Tyrel Lacey

Personal information
- Full name: Tyrel Lacey
- Date of birth: February 8, 1986 (age 40)
- Place of birth: Jenks, Oklahoma, U.S.
- Height: 6 ft 4 in (1.93 m)
- Position: Goalkeeper

Youth career
- 1998–2004: Tulsa Nationals '86
- 2004–2008: Tulsa Golden Hurricane

Senior career*
- Years: Team / Apps / (Gls)
- 2007: Colorado Rapids U-23 / 6 / (0)
- 2009–2010: Lyn / 8 / (0)

= Tyrel Lacey =

American soccer player

Tyrel Lacey (born February 8, 1986) is an American soccer goalkeeper who is a free agent.

==Personal==
Lacey grew up in Jenks, Oklahoma. He played for youth club Tulsa Nationals '86 and also attended Jenks High School.

==Club career==
===College===
Lacey played college soccer at the University of Tulsa for Tulsa Golden Hurricane from 2004 to 2008. Making 40 starts from 2005 to 2008 Lacey registered a record low 0.99 goals-against average for his career at the University of Tulsa while also receiving All-Conference USA First Team honors. He was also awarded individual honors, as well as Top Drawer Soccer All-American Team, NSCAA/Adidas NCAA All-Midwest Region Second Team honors, as well as Defensive Player of the Year. During University Lacey also played with Colorado Rapids U-23 in the USL Premier Development League.

===Professional===
Upon graduating in 2009, Lacey was drafted by the New England Revolution in the 2009 MLS SuperDraft but opted to finish school and pursue playing overseas.

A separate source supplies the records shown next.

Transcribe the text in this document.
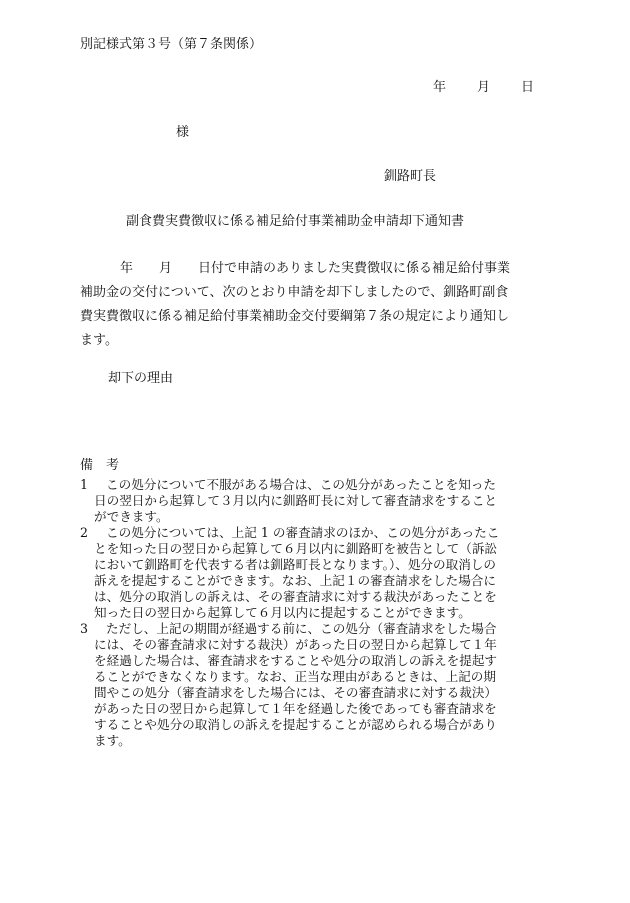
別記様式第３号（第７条関係）
年 月 日
様
釧路町長
副食費実費徴収に係る補足給付事業補助金申請却下通知書
年　　月　　日付で申請のありました実費徴収に係る補足給付事業
補助金の交付について、次のとおり申請を却下しましたので、釧路町副食
費実費徴収に係る補足給付事業補助金交付要綱第７条の規定により通知し
ます。
却下の理由
備　考
1	この処分について不服がある場合は、この処分があったことを知った
日の翌日から起算して３月以内に釧路町長に対して審査請求をすること
ができます。
2	この処分については、上記 1 の審査請求のほか、この処分があったこ
とを知った日の翌日から起算して６月以内に釧路町を被告として（訴訟
において釧路町を代表する者は釧路町長となります。）、処分の取消しの
訴えを提起することができます。なお、上記１の審査請求をした場合に
は、処分の取消しの訴えは、その審査請求に対する裁決があったことを
知った日の翌日から起算して６月以内に提起することができます。
3	ただし、上記の期間が経過する前に、この処分（審査請求をした場合
には、その審査請求に対する裁決）があった日の翌日から起算して１年
を経過した場合は、審査請求をすることや処分の取消しの訴えを提起す
ることができなくなります。なお、正当な理由があるときは、上記の期
間やこの処分（審査請求をした場合には、その審査請求に対する裁決）
があった日の翌日から起算して１年を経過した後であっても審査請求を
することや処分の取消しの訴えを提起することが認められる場合があり
ます。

Lacey first spent time training with Coventry City but is unable to play in England before acquiring a Visa in 2012. After being on trial in Norwegian Premier League club Lyn in July 2009, he signed for the club. On August 5, 2009, he made his debut in a friendly match against Liverpool, putting up an impressive performance in his professional debut. Lacey became Lyn's starting goalkeeper immediately, but missed the end of the season due to an injury. In 2010, Lacey and the rest of Lyn's squad were released when the club went bankrupt and was folded.